The leader of the pack said, “Are you threatening us?” He turned to the wolf pack. “He’s threatening us.”

The Sasquatch stomped up and down with both feet. “If you don’t stop howling, I’ll stomp up and down like this when you’re sleeping.” The Sasquatch had huge feet, the size of snowshoes.

One of the wolves shouted, “He’s going to stomp up and down on us, and murder us when we’re asleep!”

“You lying animal!” the Sasquatch yelled, pointing his finger. “I never said that.”

Another wolf hollered, “Monster!”

The Sasquatch was so mad, he roared, a roar so loud that all the wolves became quiet and lowered their tails in fear. Some of the wolves were trembling.

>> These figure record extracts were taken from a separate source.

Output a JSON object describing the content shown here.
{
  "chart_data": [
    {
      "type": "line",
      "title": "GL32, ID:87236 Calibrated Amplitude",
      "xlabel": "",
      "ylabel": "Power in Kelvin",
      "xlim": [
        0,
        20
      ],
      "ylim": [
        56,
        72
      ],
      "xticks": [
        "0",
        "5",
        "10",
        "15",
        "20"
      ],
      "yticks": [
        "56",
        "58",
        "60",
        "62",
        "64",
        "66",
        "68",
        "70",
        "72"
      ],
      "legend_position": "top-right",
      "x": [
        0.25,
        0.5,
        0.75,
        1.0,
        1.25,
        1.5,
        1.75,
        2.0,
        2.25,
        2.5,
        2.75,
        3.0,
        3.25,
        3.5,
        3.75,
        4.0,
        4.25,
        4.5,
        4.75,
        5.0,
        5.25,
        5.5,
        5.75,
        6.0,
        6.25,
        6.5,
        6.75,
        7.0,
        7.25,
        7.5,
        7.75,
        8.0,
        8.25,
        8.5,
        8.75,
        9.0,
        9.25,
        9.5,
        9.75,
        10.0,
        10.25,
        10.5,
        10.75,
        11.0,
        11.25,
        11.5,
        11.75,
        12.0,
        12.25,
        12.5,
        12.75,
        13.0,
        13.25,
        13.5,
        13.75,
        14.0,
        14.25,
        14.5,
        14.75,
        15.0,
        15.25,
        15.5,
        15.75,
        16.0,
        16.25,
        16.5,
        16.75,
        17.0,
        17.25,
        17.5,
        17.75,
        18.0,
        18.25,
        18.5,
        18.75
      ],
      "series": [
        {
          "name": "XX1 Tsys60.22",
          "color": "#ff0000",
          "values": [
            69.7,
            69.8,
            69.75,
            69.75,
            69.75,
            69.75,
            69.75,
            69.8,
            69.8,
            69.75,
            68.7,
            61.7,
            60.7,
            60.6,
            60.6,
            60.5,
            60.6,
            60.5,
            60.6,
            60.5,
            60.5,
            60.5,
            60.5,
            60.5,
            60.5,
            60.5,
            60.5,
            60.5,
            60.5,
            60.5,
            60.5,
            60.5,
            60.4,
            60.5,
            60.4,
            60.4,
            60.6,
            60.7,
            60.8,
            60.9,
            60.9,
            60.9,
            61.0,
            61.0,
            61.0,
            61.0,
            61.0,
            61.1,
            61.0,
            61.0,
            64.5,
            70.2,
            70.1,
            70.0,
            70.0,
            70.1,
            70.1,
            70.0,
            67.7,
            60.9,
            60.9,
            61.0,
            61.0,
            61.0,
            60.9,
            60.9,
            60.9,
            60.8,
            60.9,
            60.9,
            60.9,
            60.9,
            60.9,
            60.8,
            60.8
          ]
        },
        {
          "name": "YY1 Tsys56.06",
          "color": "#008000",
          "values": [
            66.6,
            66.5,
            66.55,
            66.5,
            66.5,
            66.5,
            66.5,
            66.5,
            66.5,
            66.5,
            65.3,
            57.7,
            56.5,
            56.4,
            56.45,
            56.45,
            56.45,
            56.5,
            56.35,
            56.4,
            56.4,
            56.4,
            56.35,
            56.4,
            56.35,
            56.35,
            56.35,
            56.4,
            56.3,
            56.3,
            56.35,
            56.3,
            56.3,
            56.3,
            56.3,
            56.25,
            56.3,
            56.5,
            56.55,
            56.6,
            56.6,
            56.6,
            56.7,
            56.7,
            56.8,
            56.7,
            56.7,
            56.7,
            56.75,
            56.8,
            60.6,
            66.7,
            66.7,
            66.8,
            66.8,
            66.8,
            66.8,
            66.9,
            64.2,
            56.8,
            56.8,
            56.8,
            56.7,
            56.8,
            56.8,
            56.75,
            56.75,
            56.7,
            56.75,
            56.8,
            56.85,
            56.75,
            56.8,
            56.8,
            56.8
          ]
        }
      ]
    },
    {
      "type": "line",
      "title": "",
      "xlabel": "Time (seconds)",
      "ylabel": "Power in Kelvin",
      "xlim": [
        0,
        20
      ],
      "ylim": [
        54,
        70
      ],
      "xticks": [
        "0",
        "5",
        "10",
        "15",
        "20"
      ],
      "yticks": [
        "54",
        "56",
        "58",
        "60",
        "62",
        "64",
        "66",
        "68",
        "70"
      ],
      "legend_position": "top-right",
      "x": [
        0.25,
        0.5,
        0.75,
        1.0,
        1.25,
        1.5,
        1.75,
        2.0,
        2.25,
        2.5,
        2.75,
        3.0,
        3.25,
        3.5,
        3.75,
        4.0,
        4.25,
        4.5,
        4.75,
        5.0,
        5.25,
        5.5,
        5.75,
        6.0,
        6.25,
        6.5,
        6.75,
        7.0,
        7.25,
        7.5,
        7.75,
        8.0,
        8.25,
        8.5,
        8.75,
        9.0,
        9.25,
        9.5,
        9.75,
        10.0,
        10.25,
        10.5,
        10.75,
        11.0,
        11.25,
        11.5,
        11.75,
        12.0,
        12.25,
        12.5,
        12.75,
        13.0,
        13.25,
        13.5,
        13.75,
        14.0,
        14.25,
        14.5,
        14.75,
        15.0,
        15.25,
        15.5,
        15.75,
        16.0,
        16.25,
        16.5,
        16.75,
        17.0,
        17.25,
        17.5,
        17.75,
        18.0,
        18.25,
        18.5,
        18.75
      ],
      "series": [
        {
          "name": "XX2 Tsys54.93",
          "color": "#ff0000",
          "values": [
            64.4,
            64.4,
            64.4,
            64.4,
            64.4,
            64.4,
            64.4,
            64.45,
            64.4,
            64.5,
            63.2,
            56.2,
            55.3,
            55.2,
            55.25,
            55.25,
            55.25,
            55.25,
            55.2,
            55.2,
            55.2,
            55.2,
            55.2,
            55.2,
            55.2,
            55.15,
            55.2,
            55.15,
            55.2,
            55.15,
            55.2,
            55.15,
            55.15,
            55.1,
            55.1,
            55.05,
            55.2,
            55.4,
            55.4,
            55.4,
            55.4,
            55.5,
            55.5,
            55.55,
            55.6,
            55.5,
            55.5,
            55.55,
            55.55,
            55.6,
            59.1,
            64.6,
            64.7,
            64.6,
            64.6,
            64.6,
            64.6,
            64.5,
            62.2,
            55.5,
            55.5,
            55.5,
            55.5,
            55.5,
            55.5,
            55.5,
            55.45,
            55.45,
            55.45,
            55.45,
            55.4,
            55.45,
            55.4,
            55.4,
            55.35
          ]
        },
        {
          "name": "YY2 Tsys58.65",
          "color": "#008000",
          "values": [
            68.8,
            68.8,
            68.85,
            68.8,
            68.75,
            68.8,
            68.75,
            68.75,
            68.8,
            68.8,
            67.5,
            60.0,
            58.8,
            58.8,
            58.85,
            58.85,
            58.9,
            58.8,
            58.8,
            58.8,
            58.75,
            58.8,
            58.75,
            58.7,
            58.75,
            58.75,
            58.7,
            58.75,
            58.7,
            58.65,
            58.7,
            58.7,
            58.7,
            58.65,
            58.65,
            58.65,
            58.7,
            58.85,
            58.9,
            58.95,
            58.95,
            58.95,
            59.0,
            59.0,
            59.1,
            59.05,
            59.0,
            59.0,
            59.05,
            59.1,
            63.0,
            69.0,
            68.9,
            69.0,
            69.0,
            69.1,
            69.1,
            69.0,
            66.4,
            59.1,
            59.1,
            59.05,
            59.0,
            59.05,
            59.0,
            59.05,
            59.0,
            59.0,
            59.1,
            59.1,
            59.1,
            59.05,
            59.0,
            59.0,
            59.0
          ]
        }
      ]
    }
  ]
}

Realizing that he had lost control, the Sasquatch turned and stomped back to his cave. He sat down and tried to meditate, but he couldn’t. He was too upset. But the wolves were no longer howling, so he went to sleep.

The next day, the Sasquatch woke up at noon, and came out of his cave. He was surprised to see a dozen rabbits, a dozen beavers, and the pack of wolves waiting for him.

“What do you want?” he asked them abruptly.

The rabbit that pooped on the path said, “We don’t want you in our forest anymore.”

“What?” the Sasquatch replied, taken aback. “Why?”

“Because you hate us,” the beaver from the dam said.

“I don’t hate you. You animals just do things that make me mad.”

“We think it’s best for everyone if you leave,” the leader of the wolf pack declared.

“No; I have just as much right to live here as the rest of you.”

“No one has the right to be hateful,” the beaver said.

“Hate leads to violence against innocent rabbits,” the rabbit said, and the other 11 rabbits nodded their heads in agreement.

The Sasquatch shook his head. “I never said I hated you! All I did was speak my mind. And everything I said was true.”

“You insulted us and hurt our feelings,” the rabbit cried. “You’re offensive.” Then all the rabbits chomped their teeth at the Sasquatch.

The Sasquatch took a deep breath and sighed. “I know I can be blunt sometimes, but you’re not nice to me either.”

“You don’t belong here,” the beaver declared. “You’re not even an animal. You’re a man-animal.” Then all the beavers chomped their teeth at the Sasquatch.

The Sasquatch crossed his arms and stomped his foot. “I’m not leaving!”

The wolf walked up to the Sasquatch and said, “If you won’t leave voluntarily, then we will use force.”

The Sasquatch couldn’t believe this was happening. He looked at all the animals. “Why are you doing this to me? What’s the real reason?”

The wolves started growling and howling, and they formed a circle around the Sasquatch. And so, fearing the wolves might make fresh meat out of him, he gathered his things from his cave, and left the forest.

And to this day, the Sasquatch is rarely seen or heard by anyone.